Mercury turns the driveshaft blanks on a twin-spindle LT10 Okuma lathe, without live tooling. The machined shafts are then manually transferred to a Gleason P60 hobbing machine to cut the splines.
Mercury Marine’s Okuma LB3000 EX BB MYW800 is equipped with a Wes-Tech overhead gantry for loading and unloading shafts. Image courtesy Okuma America.
Recently, Mercury added a LB3000 EX BB MYW800 from Okuma America Corp., Charlotte, N.C., which has live tools, a Y-axis with 5″ of travel, a W-axis subspindle and a hob assembly from WTO Inc., Charlotte. The new machine produces a complete driveshaft in 3 to 4 minutes. It is equipped with a Wes-Tech overhead gantry for loading and unloading shafts.
A close-up view of the hobbed pinion spline. It is a ¾” spline that rises to a taper, at which point the pinion gear is mounted. Image courtesy Okuma America.
“In the main spindle, we start with a blank that has been carburized,” said Kurt Lefeber, a Mercury process engineer. “We turn some of that carburizing off, giving greater definition to the part shape. We rough and finish one end and then transfer the shaft to the subspindle, where it’s roughed, finished, center-drilled and hobbed.”
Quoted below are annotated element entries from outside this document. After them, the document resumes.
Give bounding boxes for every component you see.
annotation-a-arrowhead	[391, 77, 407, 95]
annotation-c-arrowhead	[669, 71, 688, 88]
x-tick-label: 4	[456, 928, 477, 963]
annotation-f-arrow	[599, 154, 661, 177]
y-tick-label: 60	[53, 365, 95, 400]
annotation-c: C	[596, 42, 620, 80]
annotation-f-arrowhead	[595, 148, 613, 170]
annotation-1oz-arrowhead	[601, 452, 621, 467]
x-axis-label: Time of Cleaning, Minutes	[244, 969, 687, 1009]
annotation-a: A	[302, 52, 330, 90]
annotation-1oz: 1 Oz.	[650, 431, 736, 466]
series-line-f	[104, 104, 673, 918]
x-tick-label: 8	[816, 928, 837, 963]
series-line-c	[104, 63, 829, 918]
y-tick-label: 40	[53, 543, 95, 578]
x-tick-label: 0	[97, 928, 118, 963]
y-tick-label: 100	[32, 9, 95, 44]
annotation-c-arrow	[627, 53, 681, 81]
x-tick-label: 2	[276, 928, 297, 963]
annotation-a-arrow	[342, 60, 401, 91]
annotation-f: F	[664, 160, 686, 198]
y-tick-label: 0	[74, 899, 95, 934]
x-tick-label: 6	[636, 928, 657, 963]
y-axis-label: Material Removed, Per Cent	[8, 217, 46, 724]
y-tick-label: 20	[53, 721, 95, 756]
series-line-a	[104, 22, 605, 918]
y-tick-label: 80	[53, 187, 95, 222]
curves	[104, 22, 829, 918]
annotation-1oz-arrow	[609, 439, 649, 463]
Okuma has a unique method of transferring a shaft from the main spindle to the subspindle. There’s a pneumatic pusher system inside the main spindle, so when the gantry places a raw piece into the spindle, the piece goes to a backstop. The backstop has an air cylinder with a piston. When the first operation is finished, an M code in the control fires the air cylinder, which pushes the shaft out of the main spindle and transfers it to the subspindle.